Tuesday, May 24, 2011

Crime and Lead

Violent crime in the US is down again this year, by another 4.5%. Violent crime is now at its lowest level in 40 years, and your chance of being murdered is less than half what it was in the early 1990s.

Could the cause be the clean-up of lead?

From a 2007 article from the Washington Post:

The theory offered by economist Rick Nevin is that lead poisoning accounts for much of the variation in violent crime in the United States. It offers a unifying new neurochemical theory for fluctuations in the crime rate, and it is based on studies linking children's exposure to lead with violent behavior later in their lives.

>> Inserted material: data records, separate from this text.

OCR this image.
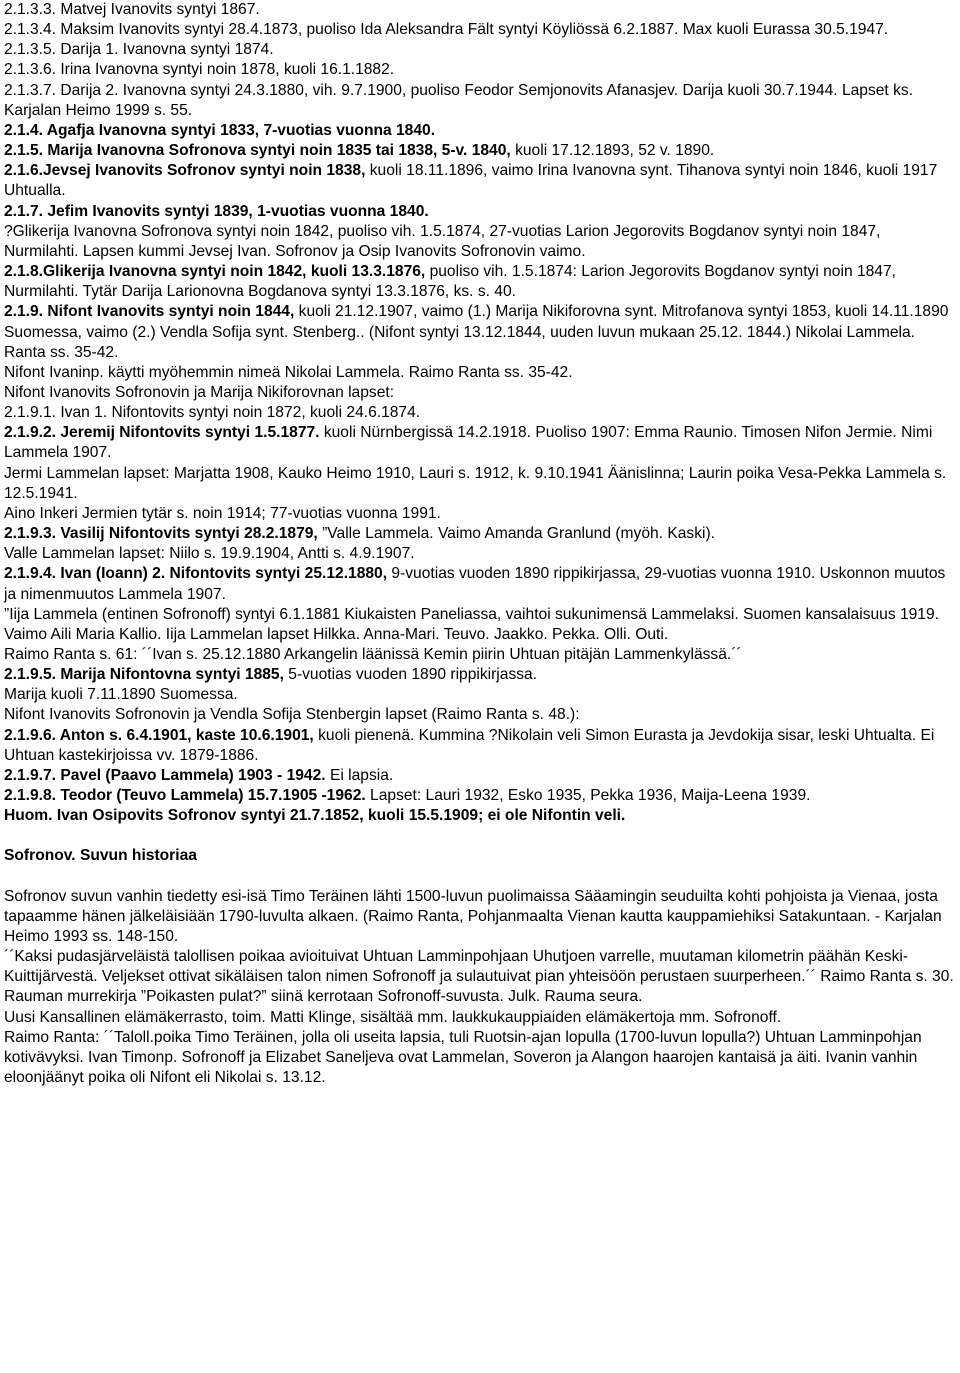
2.1.3.3. Matvej Ivanovits syntyi 1867.
2.1.3.4. Maksim Ivanovits syntyi 28.4.1873, puoliso Ida Aleksandra Fält syntyi Köyliössä 6.2.1887. Max kuoli Eurassa 30.5.1947.
2.1.3.5. Darija 1. Ivanovna syntyi 1874.
2.1.3.6. Irina Ivanovna syntyi noin 1878, kuoli 16.1.1882.
2.1.3.7. Darija 2. Ivanovna syntyi 24.3.1880, vih. 9.7.1900, puoliso Feodor Semjonovits Afanasjev. Darija kuoli 30.7.1944. Lapset ks. Karjalan Heimo 1999 s. 55.
2.1.4. Agafja Ivanovna syntyi 1833, 7-vuotias vuonna 1840.
2.1.5. Marija Ivanovna Sofronova syntyi noin 1835 tai 1838, 5-v. 1840, kuoli 17.12.1893, 52 v. 1890.
2.1.6.Jevsej Ivanovits Sofronov syntyi noin 1838, kuoli 18.11.1896, vaimo Irina Ivanovna synt. Tihanova syntyi noin 1846, kuoli 1917 Uhtualla.
2.1.7. Jefim Ivanovits syntyi 1839, 1-vuotias vuonna 1840.
?Glikerija Ivanovna Sofronova syntyi noin 1842, puoliso vih. 1.5.1874, 27-vuotias Larion Jegorovits Bogdanov syntyi noin 1847, Nurmilahti. Lapsen kummi Jevsej Ivan. Sofronov ja Osip Ivanovits Sofronovin vaimo.
2.1.8.Glikerija Ivanovna syntyi noin 1842, kuoli 13.3.1876, puoliso vih. 1.5.1874: Larion Jegorovits Bogdanov syntyi noin 1847, Nurmilahti. Tytär Darija Larionovna Bogdanova syntyi 13.3.1876, ks. s. 40.
2.1.9. Nifont Ivanovits syntyi noin 1844, kuoli 21.12.1907, vaimo (1.) Marija Nikiforovna synt. Mitrofanova syntyi 1853, kuoli 14.11.1890 Suomessa, vaimo (2.) Vendla Sofija synt. Stenberg.. (Nifont syntyi 13.12.1844, uuden luvun mukaan 25.12. 1844.) Nikolai Lammela. Ranta ss. 35-42.
Nifont Ivaninp. käytti myöhemmin nimeä Nikolai Lammela. Raimo Ranta ss. 35-42.
Nifont Ivanovits Sofronovin ja Marija Nikiforovnan lapset:
2.1.9.1. Ivan 1. Nifontovits syntyi noin 1872, kuoli 24.6.1874.
2.1.9.2. Jeremij Nifontovits syntyi 1.5.1877. kuoli Nürnbergissä 14.2.1918. Puoliso 1907: Emma Raunio. Timosen Nifon Jermie. Nimi Lammela 1907.
Jermi Lammelan lapset: Marjatta 1908, Kauko Heimo 1910, Lauri s. 1912, k. 9.10.1941 Äänislinna; Laurin poika Vesa-Pekka Lammela s. 12.5.1941.
Aino Inkeri Jermien tytär s. noin 1914; 77-vuotias vuonna 1991.
2.1.9.3. Vasilij Nifontovits syntyi 28.2.1879, ”Valle Lammela. Vaimo Amanda Granlund (myöh. Kaski).
Valle Lammelan lapset: Niilo s. 19.9.1904, Antti s. 4.9.1907.
2.1.9.4. Ivan (Ioann) 2. Nifontovits syntyi 25.12.1880, 9-vuotias vuoden 1890 rippikirjassa, 29-vuotias vuonna 1910. Uskonnon muutos ja nimenmuutos Lammela 1907.
”Iija Lammela (entinen Sofronoff) syntyi 6.1.1881 Kiukaisten Paneliassa, vaihtoi sukunimensä Lammelaksi. Suomen kansalaisuus 1919. Vaimo Aili Maria Kallio. Iija Lammelan lapset Hilkka. Anna-Mari. Teuvo. Jaakko. Pekka. Olli. Outi.
Raimo Ranta s. 61: ´´Ivan s. 25.12.1880 Arkangelin läänissä Kemin piirin Uhtuan pitäjän Lammenkylässä.´´
2.1.9.5. Marija Nifontovna syntyi 1885, 5-vuotias vuoden 1890 rippikirjassa.
Marija kuoli 7.11.1890 Suomessa.
Nifont Ivanovits Sofronovin ja Vendla Sofija Stenbergin lapset (Raimo Ranta s. 48.):
2.1.9.6. Anton s. 6.4.1901, kaste 10.6.1901, kuoli pienenä. Kummina ?Nikolain veli Simon Eurasta ja Jevdokija sisar, leski Uhtualta. Ei Uhtuan kastekirjoissa vv. 1879-1886.
2.1.9.7. Pavel (Paavo Lammela) 1903 - 1942. Ei lapsia.
2.1.9.8. Teodor (Teuvo Lammela) 15.7.1905 -1962. Lapset: Lauri 1932, Esko 1935, Pekka 1936, Maija-Leena 1939.
Huom. Ivan Osipovits Sofronov syntyi 21.7.1852, kuoli 15.5.1909; ei ole Nifontin veli.
Sofronov. Suvun historiaa
Sofronov suvun vanhin tiedetty esi-isä Timo Teräinen lähti 1500-luvun puolimaissa Sääamingin seuduilta kohti pohjoista ja Vienaa, josta tapaamme hänen jälkeläisiään 1790-luvulta alkaen. (Raimo Ranta, Pohjanmaalta Vienan kautta kauppamiehiksi Satakuntaan. - Karjalan Heimo 1993 ss. 148-150.
´´Kaksi pudasjärveläistä talollisen poikaa avioituivat Uhtuan Lamminpohjaan Uhutjoen varrelle, muutaman kilometrin päähän Keski-Kuittijärvestä. Veljekset ottivat sikäläisen talon nimen Sofronoff ja sulautuivat pian yhteisöön perustaen suurperheen.´´ Raimo Ranta s. 30.
Rauman murrekirja ”Poikasten pulat?” siinä kerrotaan Sofronoff-suvusta. Julk. Rauma seura.
Uusi Kansallinen elämäkerrasto, toim. Matti Klinge, sisältää mm. laukkukauppiaiden elämäkertoja mm. Sofronoff.
Raimo Ranta: ´´Taloll.poika Timo Teräinen, jolla oli useita lapsia, tuli Ruotsin-ajan lopulla (1700-luvun lopulla?) Uhtuan Lamminpohjan kotivävyksi. Ivan Timonp. Sofronoff ja Elizabet Saneljeva ovat Lammelan, Soveron ja Alangon haarojen kantaisä ja äiti. Ivanin vanhin eloonjäänyt poika oli Nifont eli Nikolai s. 13.12.
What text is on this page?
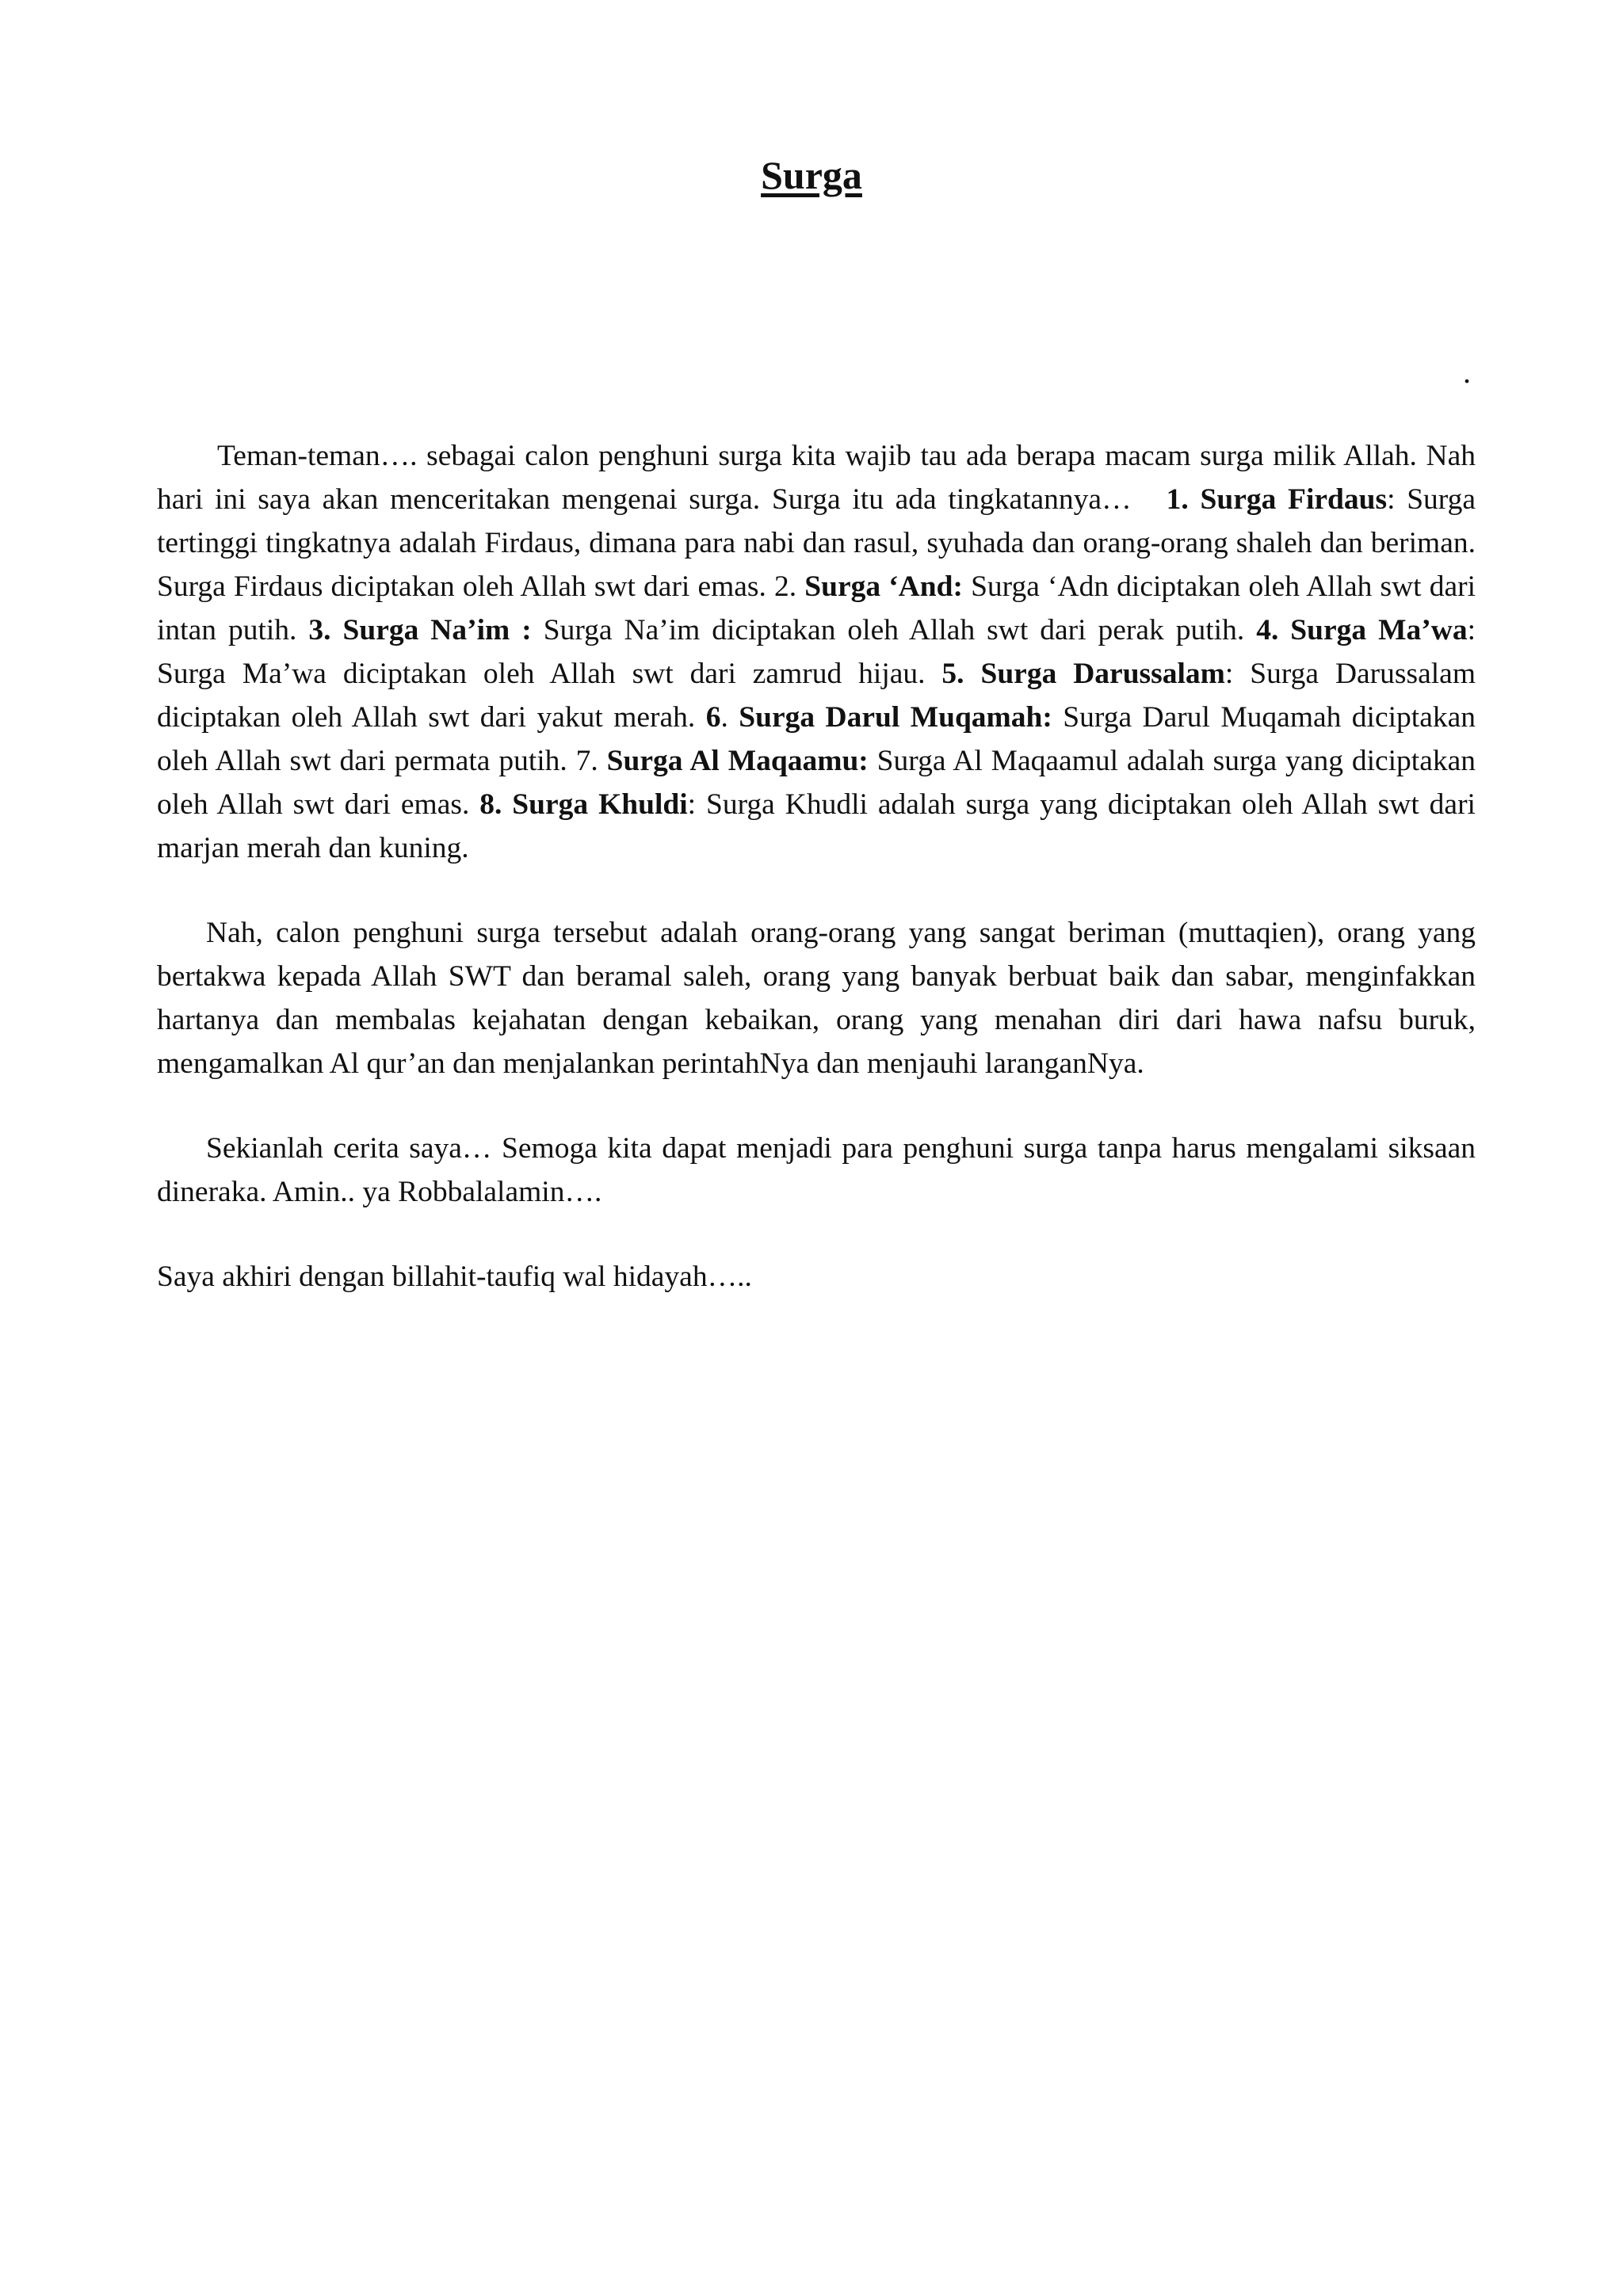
Surga
.

Teman-teman…. sebagai calon penghuni surga kita wajib tau ada berapa macam surga milik Allah. Nah hari ini saya akan menceritakan mengenai surga. Surga itu ada tingkatannya… 1. Surga Firdaus: Surga tertinggi tingkatnya adalah Firdaus, dimana para nabi dan rasul, syuhada dan orang-orang shaleh dan beriman. Surga Firdaus diciptakan oleh Allah swt dari emas. 2. Surga ‘And: Surga ‘Adn diciptakan oleh Allah swt dari intan putih. 3. Surga Na’im : Surga Na’im diciptakan oleh Allah swt dari perak putih. 4. Surga Ma’wa: Surga Ma’wa diciptakan oleh Allah swt dari zamrud hijau. 5. Surga Darussalam: Surga Darussalam diciptakan oleh Allah swt dari yakut merah. 6. Surga Darul Muqamah: Surga Darul Muqamah diciptakan oleh Allah swt dari permata putih. 7. Surga Al Maqaamu: Surga Al Maqaamul adalah surga yang diciptakan oleh Allah swt dari emas. 8. Surga Khuldi: Surga Khudli adalah surga yang diciptakan oleh Allah swt dari marjan merah dan kuning.

Nah, calon penghuni surga tersebut adalah orang-orang yang sangat beriman (muttaqien), orang yang bertakwa kepada Allah SWT dan beramal saleh, orang yang banyak berbuat baik dan sabar, menginfakkan hartanya dan membalas kejahatan dengan kebaikan, orang yang menahan diri dari hawa nafsu buruk, mengamalkan Al qur’an dan menjalankan perintahNya dan menjauhi laranganNya.

Sekianlah cerita saya… Semoga kita dapat menjadi para penghuni surga tanpa harus mengalami siksaan dineraka. Amin.. ya Robbalalamin….

Saya akhiri dengan billahit-taufiq wal hidayah…..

What makes Nevin's work persuasive is that he has shown an identical, decades-long association between lead poisoning and crime rates in nine countries.

"It is stunning how strong the association is," Nevin said in an interview. "Sixty-five to ninety percent or more of the substantial variation in violent crime in all these countries was explained by lead."

Through much of the 20th century, lead in U.S. paint and gasoline fumes poisoned toddlers as they put contaminated hands in their mouths. The consequences on crime, Nevin found, occurred when poisoning victims became adolescents. Nevin does not say that lead is the only factor behind crime, but he says it is the biggest factor.

I am always suspicious of simple, monocausal theories of social change, but this one actually has some strong evidence behind it. By one estimate, a dollar spent on lead abatement back in the day saved more than a dollar in crime cost each year thereafter, which is ten times more impact than a dollar spent on prisons or police. Yet for some reason lead abatement has been portrayed as a soft, do-gooding liberal sort of thing, compared to being "tough on crime." And even if the lead clean-up is not responsible for 90% of the decline in crime, it has certainly prevented thousands of cases of mental retardation and other problems. Leaded paint and gasoline were environmental catastrophes.